DER ENGEL DER GEMEINSCHAFT

Wir leben alle irgendwie in Gemeinschaft, in der Gemeinschaft der Familie, in der Gemeinschaft der Kirche, in der Gemeinschaft des Dorfes oder der bürgerlichen Gemeinde. Was soll da der Engel der Gemeinschaft? Die Gemeinschaft, in der wir leben, ist immer auch gefährdet. Sie kann zerbrechen, wenn wir nicht gut miteinander kommunizieren, wenn jeder nur auf sich schaut, wenn jeder sich hinter seinem Vorurteil verschanzt. Der Engel der Gemeinschaft möchte Dir helfen, das Geschenk echter Gemeinschaft zu erfahren.

Ein Blick in unsere eigene Geschichte ist aufschlussreich: Für die ersten Christen war die Erfahrung, dass Gemeinschaft zwischen Juden und Heiden, zwischen Männern und Frauen, zwischen Armen und Reichen möglich war, ein Beweis, dass das Reich Gottes gekommen ist. Jesus Christus hat mit seiner Person und mit dem Geist, den er uns geschenkt hat, Menschen, die so verschieden waren wie seine Apostel, miteinander zu einer Gemeinschaft verbunden. Die Gemeinschaft war für die frühen Christen Ort der Gotteserfahrung. Und das kann sie für uns heute auch immer wieder werden. Da kann eine Gemeinschaft von betenden Menschen im Gottesdienst oder in einer Gebetsgruppe zu einer intensiven Gotteserfahrung werden. Da spüren wir auf einmal, dass wir nicht allein sind, dass Gott unter uns ist. Jesus selbst hat uns verheißen:

„Wo zwei oder drei in meinem Namen beisammen sind, da bin ich mitten unter ihnen.“ Oder wir sprechen mit einem Freund oder einer Freundin und spüren auf einmal eine Dichte und Intensität, dass der Himmel sich über uns öffnet und unser Herz weit wird. Wenn so eine dichte Stille auf einmal entsteht, sagt man nicht von ungefähr: „Ein Engel geht durchs Zimmer.“ Da schafft der Engel der Gemeinschaft eine neue Qualität von Miteinander.

Aber wir kennen auch die andere Erfahrung, dass die Gemeinschaft zur Last werden kann. Da bemühen wir uns, miteinander auszukommen. Aber es gelingt nicht, wir reiben uns wund aneinander. Wenn ein Konflikt bereinigt ist, bricht schon der nächste auf. Wir fühlen uns ohnmächtig, das Ideal der Gemeinschaft zu leben, mit dem wir angetreten sind. Wir sind enttäuscht, und wir halten uns für unfähig, wirklich miteinander zu einer lebendigen Gemeinschaft zusammenzuwachsen.
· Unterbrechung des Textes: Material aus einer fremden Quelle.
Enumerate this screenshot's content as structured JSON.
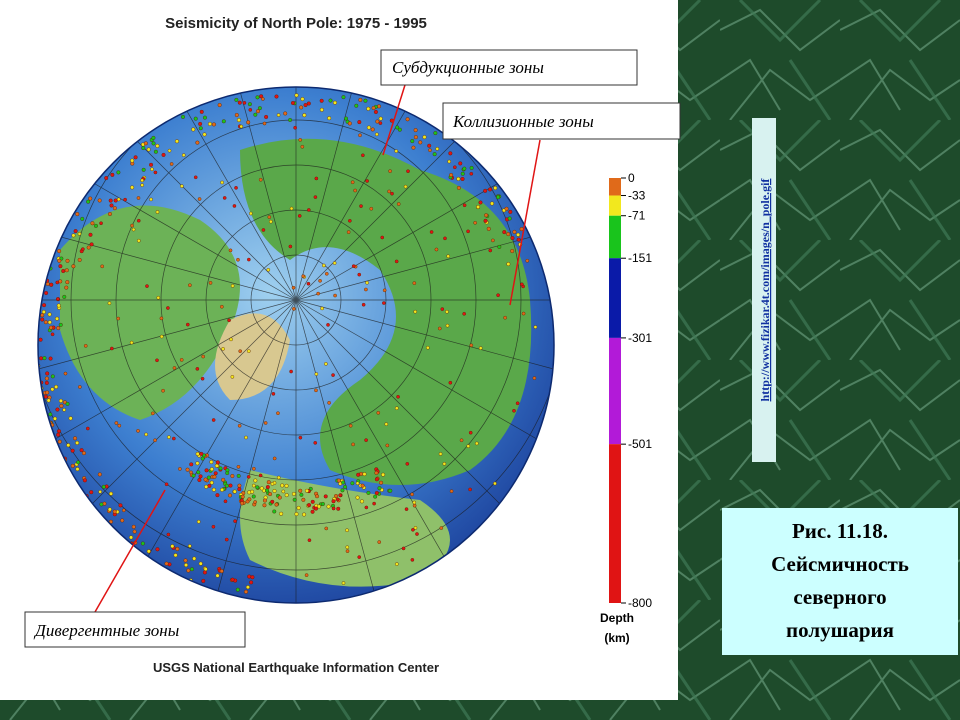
{
  "map": {
    "title": "Seismicity of North Pole: 1975 - 1995",
    "source": "USGS National Earthquake Information Center",
    "labels": [
      "Субдукционные зоны",
      "Коллизионные зоны",
      "Дивергентные зоны"
    ]
  },
  "legend": {
    "title": [
      "Depth",
      "(km)"
    ],
    "ticks": [
      0,
      -33,
      -71,
      -151,
      -301,
      -501,
      -800
    ],
    "colors": [
      "#e06a1a",
      "#f2e81e",
      "#19c41c",
      "#0a1aa8",
      "#b21ad8",
      "#e01414"
    ]
  },
  "url": "http://www.fizikar.4t.com/images/n_pole.gif",
  "caption": [
    "Рис. 11.18.",
    "Сейсмичность",
    "северного",
    "полушария"
  ]
}
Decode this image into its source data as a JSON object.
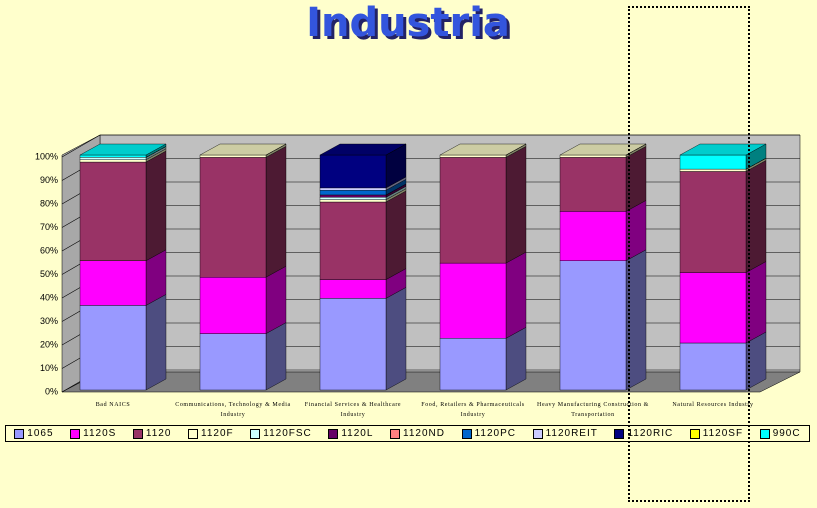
{
  "chart_data": {
    "type": "bar",
    "stacked": true,
    "title": "Industria",
    "categories": [
      "Bad NAICS",
      "Communications, Technology & Media Industry",
      "Financial Services & Healthcare Industry",
      "Food, Retailers & Pharmaceuticals Industry",
      "Heavy Manufacturing Construction & Transportation",
      "Natural Resources Industry"
    ],
    "series": [
      {
        "name": "1065",
        "color": "#9999ff",
        "values": [
          36,
          24,
          39,
          22,
          55,
          20
        ]
      },
      {
        "name": "1120S",
        "color": "#ff00ff",
        "values": [
          19,
          24,
          8,
          32,
          21,
          30
        ]
      },
      {
        "name": "1120",
        "color": "#993366",
        "values": [
          42,
          51,
          33,
          45,
          23,
          43
        ]
      },
      {
        "name": "1120F",
        "color": "#ffffcc",
        "values": [
          1,
          1,
          1,
          1,
          1,
          1
        ]
      },
      {
        "name": "1120FSC",
        "color": "#ccffff",
        "values": [
          1,
          0,
          1,
          0,
          0,
          0
        ]
      },
      {
        "name": "1120L",
        "color": "#660066",
        "values": [
          0,
          0,
          1,
          0,
          0,
          0
        ]
      },
      {
        "name": "1120ND",
        "color": "#ff8080",
        "values": [
          0,
          0,
          0,
          0,
          0,
          0
        ]
      },
      {
        "name": "1120PC",
        "color": "#0066cc",
        "values": [
          0,
          0,
          2,
          0,
          0,
          0
        ]
      },
      {
        "name": "1120REIT",
        "color": "#ccccff",
        "values": [
          0,
          0,
          1,
          0,
          0,
          0
        ]
      },
      {
        "name": "1120RIC",
        "color": "#000080",
        "values": [
          0,
          0,
          14,
          0,
          0,
          0
        ]
      },
      {
        "name": "1120SF",
        "color": "#ffff00",
        "values": [
          0,
          0,
          0,
          0,
          0,
          0
        ]
      },
      {
        "name": "990C",
        "color": "#00ffff",
        "values": [
          1,
          0,
          0,
          0,
          0,
          6
        ]
      }
    ],
    "ylim": [
      0,
      100
    ],
    "yticks": [
      {
        "value": 0,
        "label": "0%"
      },
      {
        "value": 10,
        "label": "10%"
      },
      {
        "value": 20,
        "label": "20%"
      },
      {
        "value": 30,
        "label": "30%"
      },
      {
        "value": 40,
        "label": "40%"
      },
      {
        "value": 50,
        "label": "50%"
      },
      {
        "value": 60,
        "label": "60%"
      },
      {
        "value": 70,
        "label": "70%"
      },
      {
        "value": 80,
        "label": "80%"
      },
      {
        "value": 90,
        "label": "90%"
      },
      {
        "value": 100,
        "label": "100%"
      }
    ],
    "grid": true,
    "legend": "bottom"
  }
}
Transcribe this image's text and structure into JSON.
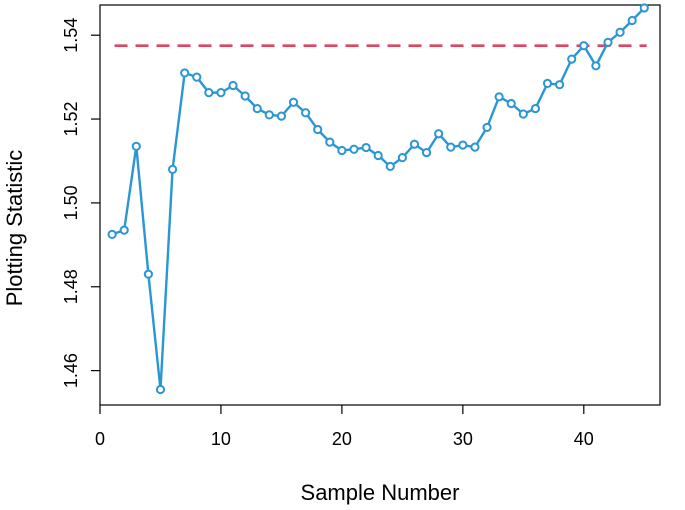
{
  "chart_data": {
    "type": "line",
    "title": "",
    "xlabel": "Sample Number",
    "ylabel": "Plotting Statistic",
    "xlim": [
      0,
      46.3
    ],
    "ylim": [
      1.4518,
      1.5472
    ],
    "x_ticks": [
      0,
      10,
      20,
      30,
      40
    ],
    "y_ticks": [
      1.46,
      1.48,
      1.5,
      1.52,
      1.54
    ],
    "x_tick_labels": [
      "0",
      "10",
      "20",
      "30",
      "40"
    ],
    "y_tick_labels": [
      "1.46",
      "1.48",
      "1.50",
      "1.52",
      "1.54"
    ],
    "grid": false,
    "series": [
      {
        "color": "#2a96d4",
        "marker": "open-circle",
        "x": [
          1,
          2,
          3,
          4,
          5,
          6,
          7,
          8,
          9,
          10,
          11,
          12,
          13,
          14,
          15,
          16,
          17,
          18,
          19,
          20,
          21,
          22,
          23,
          24,
          25,
          26,
          27,
          28,
          29,
          30,
          31,
          32,
          33,
          34,
          35,
          36,
          37,
          38,
          39,
          40,
          41,
          42,
          43,
          44,
          45
        ],
        "y": [
          1.4925,
          1.4935,
          1.5135,
          1.483,
          1.4555,
          1.508,
          1.531,
          1.53,
          1.5263,
          1.5263,
          1.528,
          1.5255,
          1.5225,
          1.521,
          1.5207,
          1.524,
          1.5215,
          1.5175,
          1.5145,
          1.5125,
          1.5128,
          1.5132,
          1.5113,
          1.5087,
          1.5108,
          1.514,
          1.512,
          1.5165,
          1.5133,
          1.5138,
          1.5133,
          1.518,
          1.5253,
          1.5237,
          1.5212,
          1.5225,
          1.5285,
          1.5282,
          1.5343,
          1.5375,
          1.5327,
          1.5383,
          1.5407,
          1.5435,
          1.5465
        ]
      }
    ],
    "reference_lines": [
      {
        "type": "horizontal",
        "y": 1.5375,
        "x_range": [
          1.2,
          45.2
        ],
        "color": "#e0455f",
        "style": "dashed"
      }
    ]
  }
}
Aber auch eine solche verletzende Erfahrung kann zum Ort der Gottesbegegnung werden. Sie kann Dich auf die Gemeinschaft der Engel verweisen, in der Du wahrhaft daheim bist. Denn da kannst Du sein, wie Du bist. Da nörgelt keiner an Dir herum. Da projiziert keiner seine Probleme auf Dich. Du brauchst den Engel der Gemeinschaft, der Dir in noch so verfahrenen Situationen zeigt, dass es noch eine tiefere Gemeinschaft gibt, dass Du eingetaucht bist in die Gemeinschaft der Engel. Da spürst Du dann, dass das Ideal, das Du Dir von einer christlichen Gemeinschaft gemacht hast, nicht aus eigener Kraft erfüllbar ist. Damit Du überhaupt in dieser Gemeinschaft leben kannst, in der es so viele Konflikte und Intrigen, soviel menschliche Schwäche und Falschheit gibt, musst Du einen tieferen Grund in Dir haben, einen Grund jenseits von Dir. Die Gemeinschaft wird nie Deine Sehnsucht nach Heimat und Geborgenheit erfüllen können. Sie verweist Dich mit Deiner Sehnsucht auf Gott.

Eine chassidische Geschichte zeigt uns, dass wir nur dann das eigene Leben leben können, wenn wir bereit sind, es mit andern Menschen zu teilen. Da sagt ein Rabbi: "Jeder Mensch ist berufen, etwas in der Welt zur Vollendung zu bringen. Eines jeden bedarf die Welt. Aber es gibt Menschen, die sitzen beständig in ihren Kammern eingeschlossen und lernen und treten nicht aus dem Haus, sich mit andern zu unterreden. Deswegen werden sie böse genannt. Denn wenn sie sich mit den andern unterredeten, würden sie etwas von dem ihnen Zugewiesenen zur Vollendung bringen. Dies bedeutet es: sei nicht böse vor dir selber, gemeint ist damit: dass du vor dir selber verweilst und nicht zu den Menschen ausgehst. Sei nicht böse durch Einsamkeit.“ Es gibt eine gute Einsamkeit, die uns zur Gemeinschaft befähigt. Aber es gibt auch eine böse Einsamkeit, die uns isoliert. In ihr verschließen wir uns und leisten so nicht den Beitrag, den die menschliche Gemeinschaft von uns erwartet, dass wir auf unsere ganz persönliche Weise das Miteinander befruchten und auf unsere einmalige Weise etwas von Gottes Fülle in dieser Welt zur Erscheinung bringen.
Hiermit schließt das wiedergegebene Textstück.